El 38-37 con el que se llegó al descanso prometió lucha, balón a balón, rebote a rebote, centímetro a centímetros y segundo a segundo.





Volvió a salir con brillantez el Madrid tras el paso por vestuarios con un 8-2 de parcial (46-39), con Taylor destacando también en ataque, y con Pascual volviendo a parar el partido para recomponer a sus huestes. Lo primero que pasó es que Rivers clavó su cuarto triple sin fallo.





El partido se descontroló un poco y el Madrid supo sacar provecho, de nuevo Causeur y ahora Tavares, para alcanzar una ventaja ya considerable, 56-42 (min.26), obligando al técnico de los griegos a volver a parar el partido para intentar que sus jugadores no se desenganchasen.





Laso no dejó esta vez margen al error y fue dando entrada paulatina a Gustavo Ayón, Felipe Reyes y Rudy Fernández, su guardia pretoriana en defensa junto con Taylor, para asegurar la ventaja de cara a los últimos diez minutos a los que llegó con un 64-55.





La presión y los nervios de los griegos la escenificó Nick Calathes que, pese a su experiencia, se hizo acreedor de una técnica nada más comenzar el cuarto de la verdad.
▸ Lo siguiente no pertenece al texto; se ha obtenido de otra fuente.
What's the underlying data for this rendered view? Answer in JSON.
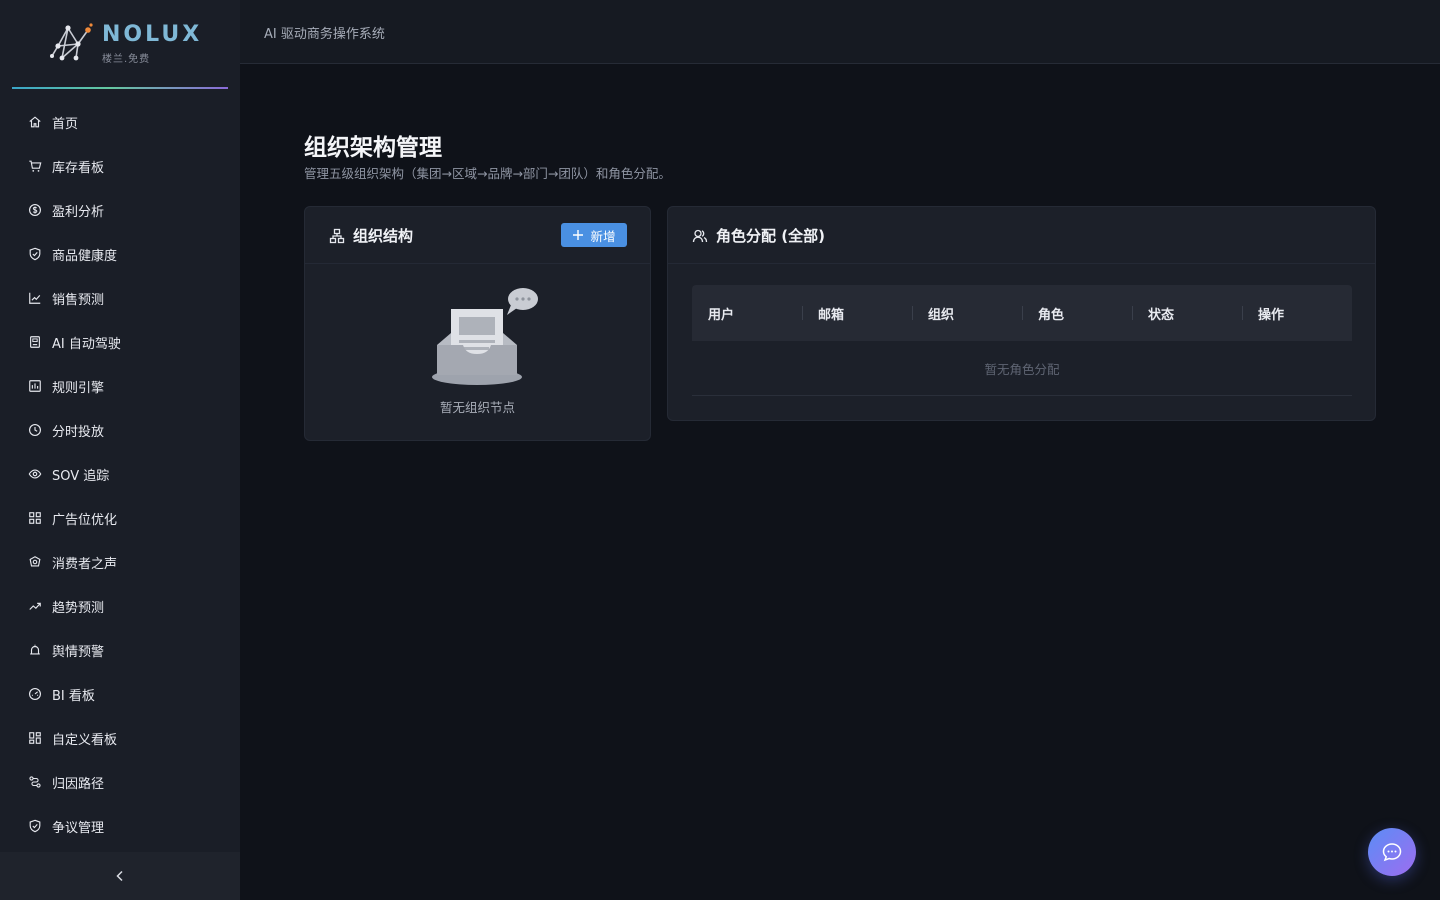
{
  "brand": {
    "name": "NOLUX",
    "subtitle": "楼兰.免费",
    "accent_gradient": [
      "#3aa5c8",
      "#64c8a0",
      "#8a6ad8"
    ]
  },
  "topbar": {
    "title": "AI 驱动商务操作系统"
  },
  "sidebar": {
    "items": [
      {
        "label": "首页",
        "icon": "home-icon"
      },
      {
        "label": "库存看板",
        "icon": "cart-icon"
      },
      {
        "label": "盈利分析",
        "icon": "dollar-circle-icon"
      },
      {
        "label": "商品健康度",
        "icon": "shield-check-icon"
      },
      {
        "label": "销售预测",
        "icon": "line-chart-icon"
      },
      {
        "label": "AI 自动驾驶",
        "icon": "robot-icon"
      },
      {
        "label": "规则引擎",
        "icon": "rules-icon"
      },
      {
        "label": "分时投放",
        "icon": "clock-icon"
      },
      {
        "label": "SOV 追踪",
        "icon": "eye-icon"
      },
      {
        "label": "广告位优化",
        "icon": "grid-icon"
      },
      {
        "label": "消费者之声",
        "icon": "voice-icon"
      },
      {
        "label": "趋势预测",
        "icon": "trend-icon"
      },
      {
        "label": "舆情预警",
        "icon": "alarm-icon"
      },
      {
        "label": "BI 看板",
        "icon": "dashboard-icon"
      },
      {
        "label": "自定义看板",
        "icon": "custom-grid-icon"
      },
      {
        "label": "归因路径",
        "icon": "path-icon"
      },
      {
        "label": "争议管理",
        "icon": "shield-icon"
      }
    ],
    "collapse_icon": "chevron-left-icon"
  },
  "page": {
    "title": "组织架构管理",
    "subtitle": "管理五级组织架构（集团→区域→品牌→部门→团队）和角色分配。"
  },
  "org_card": {
    "title": "组织结构",
    "add_label": "新增",
    "empty_text": "暂无组织节点",
    "icon": "org-tree-icon"
  },
  "role_card": {
    "title": "角色分配 (全部)",
    "icon": "users-icon",
    "columns": [
      "用户",
      "邮箱",
      "组织",
      "角色",
      "状态",
      "操作"
    ],
    "empty_text": "暂无角色分配"
  },
  "fab": {
    "icon": "chat-icon",
    "gradient": [
      "#5b8df5",
      "#9d6df0"
    ]
  }
}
El Madrid pese a su falta de triples, 3 de 15 en los primeros 30 minutos de juego, se instaló en la decena de puntos de ventaja (67-57 (min.32) para intentar llegar al final del partido sin demasiados sobresaltos, habida cuenta de su pobre bagaje esta temporada en los finales apretados.





El intercambio de canastas, con Mike James como protagonista por el Panathinaikos, y con Reyes por parte madridista favoreció al Real Madrid que fue restando minutos a un partido más o menos controlado, 75-65 (min.34).





James se echó el equipo a la espalda y mantuvo un espectacular duelo anotador con Causeur, del que salió vencedor el Real Madrid que acabó ganando por 92-75 y también la diferencia de puntos con los griegos.